Rowland ne se mit aux études physiques qu’après être sorti de l’école, où son éducation avait été celle de l’ingénieur, et il semble que tous ses travaux, jusqu’aux derniers accomplis, aient gardé le reflet de la première voie qu’il avait suivie. C’est, en effet, un travers commun à toutes les écoles, d’envisager, dans une recherche de Physique, le résultat sans s’attacher suffisamment aux moyens, de construire, de pièces et de morceaux, un appareil de premier jet, que l’on modifie ensuite d’une façon continue, et dont on ne fait un plan d’ensemble que lorsqu’il s’agit d’en donner la description dans une publication définitive. Ce n’est point ainsi que procède l’ingénieur. Pour lui, le résultat théorique est secondaire ; l’objet principal est la construction, machine, pont, hangar, voie navigable ou carrossable. Il ne peut pas demander au public d’employer des trésors d’ingéniosité pour utiliser une route mal faite, comme le physicien s’impose à chaque instant des efforts qu’un peu plus de première préparation lui aurait souvent épargnés. Rowland avait importé dans la Physique des idées d’ingénieur, et c’est là. peut-être surtout que gît le secret de ses succès.
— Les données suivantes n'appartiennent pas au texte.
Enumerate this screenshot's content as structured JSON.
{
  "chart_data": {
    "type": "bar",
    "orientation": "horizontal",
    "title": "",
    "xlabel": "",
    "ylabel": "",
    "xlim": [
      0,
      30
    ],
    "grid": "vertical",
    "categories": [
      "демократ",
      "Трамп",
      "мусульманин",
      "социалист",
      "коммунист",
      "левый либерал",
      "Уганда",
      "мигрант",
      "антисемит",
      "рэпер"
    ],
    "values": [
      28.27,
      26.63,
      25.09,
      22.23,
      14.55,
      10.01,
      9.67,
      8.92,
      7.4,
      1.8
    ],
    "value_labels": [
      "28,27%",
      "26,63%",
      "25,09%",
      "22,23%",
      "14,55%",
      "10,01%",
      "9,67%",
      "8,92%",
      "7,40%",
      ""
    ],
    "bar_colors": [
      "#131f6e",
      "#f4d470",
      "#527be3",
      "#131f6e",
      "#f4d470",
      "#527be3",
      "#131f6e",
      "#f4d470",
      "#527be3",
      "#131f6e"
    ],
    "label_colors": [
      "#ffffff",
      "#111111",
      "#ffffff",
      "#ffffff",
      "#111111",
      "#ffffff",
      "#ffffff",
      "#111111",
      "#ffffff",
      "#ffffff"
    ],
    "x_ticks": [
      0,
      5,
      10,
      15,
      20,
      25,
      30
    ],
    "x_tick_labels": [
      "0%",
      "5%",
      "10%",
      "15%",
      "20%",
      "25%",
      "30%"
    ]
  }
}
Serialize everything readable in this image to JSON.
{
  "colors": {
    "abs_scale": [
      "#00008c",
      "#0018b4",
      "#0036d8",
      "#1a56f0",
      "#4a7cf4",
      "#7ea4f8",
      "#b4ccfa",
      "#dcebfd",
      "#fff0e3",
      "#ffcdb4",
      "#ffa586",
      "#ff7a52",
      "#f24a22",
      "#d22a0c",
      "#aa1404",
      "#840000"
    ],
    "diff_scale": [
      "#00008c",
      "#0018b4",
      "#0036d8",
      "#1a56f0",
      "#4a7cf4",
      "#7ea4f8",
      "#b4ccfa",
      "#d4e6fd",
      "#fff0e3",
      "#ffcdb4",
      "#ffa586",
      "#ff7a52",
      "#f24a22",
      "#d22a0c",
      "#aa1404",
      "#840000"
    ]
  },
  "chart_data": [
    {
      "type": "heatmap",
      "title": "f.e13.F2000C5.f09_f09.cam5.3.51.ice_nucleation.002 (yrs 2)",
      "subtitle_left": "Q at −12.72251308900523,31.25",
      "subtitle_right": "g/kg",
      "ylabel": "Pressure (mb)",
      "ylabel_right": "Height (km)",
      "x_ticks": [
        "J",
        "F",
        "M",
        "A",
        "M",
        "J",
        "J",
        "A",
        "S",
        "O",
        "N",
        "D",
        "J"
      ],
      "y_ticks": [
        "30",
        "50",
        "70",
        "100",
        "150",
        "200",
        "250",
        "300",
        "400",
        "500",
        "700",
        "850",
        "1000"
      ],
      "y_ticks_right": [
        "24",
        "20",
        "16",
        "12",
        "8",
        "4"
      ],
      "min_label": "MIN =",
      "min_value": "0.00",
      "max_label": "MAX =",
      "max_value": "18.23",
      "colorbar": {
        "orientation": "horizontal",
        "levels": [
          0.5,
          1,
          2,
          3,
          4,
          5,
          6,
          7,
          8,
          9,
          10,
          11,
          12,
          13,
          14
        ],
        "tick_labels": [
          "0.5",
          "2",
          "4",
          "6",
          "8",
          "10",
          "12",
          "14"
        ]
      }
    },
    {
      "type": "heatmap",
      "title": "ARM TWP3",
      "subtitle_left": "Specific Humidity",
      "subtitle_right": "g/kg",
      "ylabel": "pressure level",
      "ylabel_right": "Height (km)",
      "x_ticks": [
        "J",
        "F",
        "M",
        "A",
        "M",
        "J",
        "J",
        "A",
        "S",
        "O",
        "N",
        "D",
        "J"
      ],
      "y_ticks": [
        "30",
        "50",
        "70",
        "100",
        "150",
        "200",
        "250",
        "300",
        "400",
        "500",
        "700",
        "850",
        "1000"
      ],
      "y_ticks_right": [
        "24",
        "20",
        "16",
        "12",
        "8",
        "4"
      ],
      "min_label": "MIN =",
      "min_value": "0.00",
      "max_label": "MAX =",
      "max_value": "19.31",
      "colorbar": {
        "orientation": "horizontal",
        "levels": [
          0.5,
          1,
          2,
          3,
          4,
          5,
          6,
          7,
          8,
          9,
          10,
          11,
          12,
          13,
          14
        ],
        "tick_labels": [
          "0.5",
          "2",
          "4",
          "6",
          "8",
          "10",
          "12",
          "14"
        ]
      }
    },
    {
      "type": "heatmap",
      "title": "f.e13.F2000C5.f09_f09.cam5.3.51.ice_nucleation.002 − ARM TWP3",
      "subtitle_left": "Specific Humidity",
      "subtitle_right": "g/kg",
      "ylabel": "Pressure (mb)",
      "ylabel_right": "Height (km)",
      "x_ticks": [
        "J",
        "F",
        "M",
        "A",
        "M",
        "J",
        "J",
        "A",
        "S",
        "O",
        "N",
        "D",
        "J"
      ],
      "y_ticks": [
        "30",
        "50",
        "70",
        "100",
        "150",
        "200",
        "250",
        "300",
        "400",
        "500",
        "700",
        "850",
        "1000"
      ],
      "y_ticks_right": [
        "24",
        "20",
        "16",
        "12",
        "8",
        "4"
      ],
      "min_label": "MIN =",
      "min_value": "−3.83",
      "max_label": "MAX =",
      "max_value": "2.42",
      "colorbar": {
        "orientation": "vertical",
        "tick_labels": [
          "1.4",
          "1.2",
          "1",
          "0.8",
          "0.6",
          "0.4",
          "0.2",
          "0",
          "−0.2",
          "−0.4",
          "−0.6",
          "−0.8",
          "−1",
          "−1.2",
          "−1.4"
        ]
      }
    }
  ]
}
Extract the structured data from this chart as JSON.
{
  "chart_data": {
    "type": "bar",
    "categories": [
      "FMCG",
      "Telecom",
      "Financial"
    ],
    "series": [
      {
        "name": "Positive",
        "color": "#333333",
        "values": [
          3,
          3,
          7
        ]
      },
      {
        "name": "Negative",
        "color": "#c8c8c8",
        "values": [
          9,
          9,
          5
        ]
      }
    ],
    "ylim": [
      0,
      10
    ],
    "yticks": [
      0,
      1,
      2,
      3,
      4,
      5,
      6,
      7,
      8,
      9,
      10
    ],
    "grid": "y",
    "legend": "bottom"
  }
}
La première publication de Rowland date de 1872, et se rapporte au magnétisme du fer ; il la compléta ultérieurement par des recherches sur le magnétisme du cobalt et du nickel. Il était déjà tout à fait de la jeune École, et parlait de la perméabilité magnétique de ces métaux, expression très neuve, et que, dans les analyses qui parurent de ses travaux, on ne manquait pas de mettre entre guillemets. Nommé professeur à l’université Johns Hopkins, il obtint bientôt un de ces congés prolongés que la libérale organisation des universités américaines rend possibles, et qu’il vint passer dans le laboratoire de Helmholtz, récemment nommé à Berlin. L’illustre physicien était alors tourmenté par la vérification des idées de Weber sur le courant électrique, envisagé comme un transport réel de particules, ou comme une convection, ainsi qu’on désigne aujourd’hui ce phénomène. Les conséquences vérifiées des idées de Weber ne lui semblaient, en effet, pas suffisantes pour prouver l’exactitude du point de départ, car la même forme mathématique aurait Pou être interprétée de bien des façons diverses. Mais Ii pensait que cette idée pourrait être mise à l’épreuve par la mesure de l’action électro-magnétique d’une charge réelle animée mécaniquement d’un mouvement rapide. M. Schiller avait fait déjà, sous la direction de Helmholtz, une expérience dans ce sens ; mais le résultat avait été négatif. Le jeune professeur de Baltimore vint alors proposer un nouveau plan d’expériences, qui aboutirent, en 1876, au résultat classique connu sous le nom de phénomène de Rowland. Ce résultat eut une grande importance pour le développement ultérieur de la théorie des ions. On admit définitivement qu’une charge électrique en mouvement est assimilable à un courant, et ou partit de là pour expliquer, par le déplacement de charges entrainées par la matière, l’existence des rayons cathodiques, le phénomène de Leeman, certains phénomènes de l’aurore polaire, ceux que présentent les corps radioactifs, etc. Aujourd’hui, l’interprétation donnée par Rowland des déviations observées a été remise en question par les recherches de M. Crémieu ; déjà, on avait relevé quelques contradictions, par exemple dans l’expérience de Hertz, suivant laquelle les rayons cathodiques, dans un tube à vide plat, n’exercent aucune action électromagnétique appréciable sur l’extérieur, alors qu’on peut, à l’aide d’une boussole, dessiner les lignes de force telles qu’on les déduirait du calcul.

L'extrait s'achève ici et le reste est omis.